不几日吗?不几日吗?又有谁知,是一别经年呢?
夏珏握住珍儿的手,向紫英院缓缓而去。珍儿乖乖地跟从,任他牵着手,没有躲闪。回了院子,进了德馨轩,夏珏猛地回身将珍儿揽进了怀里。

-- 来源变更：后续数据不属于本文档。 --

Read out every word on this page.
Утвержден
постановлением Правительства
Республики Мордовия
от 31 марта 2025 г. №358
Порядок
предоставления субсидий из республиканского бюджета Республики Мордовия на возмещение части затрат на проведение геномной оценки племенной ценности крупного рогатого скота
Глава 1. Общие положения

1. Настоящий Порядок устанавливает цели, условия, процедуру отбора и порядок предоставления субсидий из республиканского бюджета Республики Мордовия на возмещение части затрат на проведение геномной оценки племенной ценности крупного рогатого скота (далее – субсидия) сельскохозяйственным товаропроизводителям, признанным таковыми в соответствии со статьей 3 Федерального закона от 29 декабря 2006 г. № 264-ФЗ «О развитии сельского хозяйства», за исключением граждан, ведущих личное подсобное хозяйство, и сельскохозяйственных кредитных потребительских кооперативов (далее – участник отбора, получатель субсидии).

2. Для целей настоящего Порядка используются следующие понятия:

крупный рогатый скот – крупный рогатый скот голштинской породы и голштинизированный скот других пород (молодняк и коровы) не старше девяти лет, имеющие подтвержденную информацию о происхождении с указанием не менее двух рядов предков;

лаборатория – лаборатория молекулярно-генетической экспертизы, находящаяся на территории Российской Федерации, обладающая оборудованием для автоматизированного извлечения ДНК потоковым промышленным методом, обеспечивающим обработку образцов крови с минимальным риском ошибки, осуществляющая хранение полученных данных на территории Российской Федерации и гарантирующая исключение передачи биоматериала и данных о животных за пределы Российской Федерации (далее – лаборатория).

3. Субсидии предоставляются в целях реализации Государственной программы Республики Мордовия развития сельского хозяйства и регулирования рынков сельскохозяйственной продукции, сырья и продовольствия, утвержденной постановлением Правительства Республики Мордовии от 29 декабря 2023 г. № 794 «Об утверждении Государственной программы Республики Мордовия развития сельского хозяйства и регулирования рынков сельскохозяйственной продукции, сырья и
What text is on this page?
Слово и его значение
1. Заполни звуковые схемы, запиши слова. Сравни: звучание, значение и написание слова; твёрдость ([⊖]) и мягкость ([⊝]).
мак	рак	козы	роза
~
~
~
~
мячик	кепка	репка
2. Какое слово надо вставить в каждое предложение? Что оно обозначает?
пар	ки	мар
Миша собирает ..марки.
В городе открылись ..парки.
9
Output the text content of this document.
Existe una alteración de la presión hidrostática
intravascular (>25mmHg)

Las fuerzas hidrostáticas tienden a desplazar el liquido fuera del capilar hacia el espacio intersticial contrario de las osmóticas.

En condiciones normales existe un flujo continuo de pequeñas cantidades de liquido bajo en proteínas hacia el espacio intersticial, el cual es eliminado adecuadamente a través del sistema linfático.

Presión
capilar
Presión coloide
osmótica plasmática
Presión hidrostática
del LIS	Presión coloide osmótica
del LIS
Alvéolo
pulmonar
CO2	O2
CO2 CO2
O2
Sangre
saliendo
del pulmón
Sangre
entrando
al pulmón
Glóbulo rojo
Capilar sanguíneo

不挣扎、不反抗、不躲闪,珍儿任由夏珏抱着,好温暖、好温暖!夏珏在珍儿耳边低喃:〃珍儿!珍儿!珍儿!〃
珍儿轻柔地说着:〃师兄今日还要早朝呢,快用了膳,换了朝服,不要迟了。〃
夏珏忽然轻笑,眉宇间透着揶揄:〃珍儿,你真像个过日子的小媳妇呢。〃
珍儿愣了愣,别开脸,冷了声:〃师兄,你的媳妇在杏园,你忘了吗?〃
夏珏收起笑意,沉声道:〃珍儿,耐心等着,我会给你个交待。〃忽地他收紧了圈囿,将怀中的人儿紧紧箍在胸前,〃叫我珏!记住了!叫我珏!叫我珏!〃
〃珏!珏!珏!〃怀中的人儿听话地应声,夏珏这次心满意足,放了人去。
珍儿出得轩来,安排了早膳,走到院中时,不意天上又飘落了雪花。珍儿就站在院中,任白雪将她覆成了个雪人。等到夏珏换了朝服出来,见了珍儿这等模样,又好笑又心疼,上前拍去她周身的雪,把她抱进屋里,直到她冰冷的手暖和过来,才怏怏地上朝去了。
近两月来,宇泰皇龙体转安,精神大好、心情舒畅。兼之今日恰逢二十四节气之一的大雪,而又天降瑞雪。宇泰皇龙颜大悦,早朝后于祈福殿设家宴,与后宫嫔妃及众皇子们共庆瑞雪兆丰年。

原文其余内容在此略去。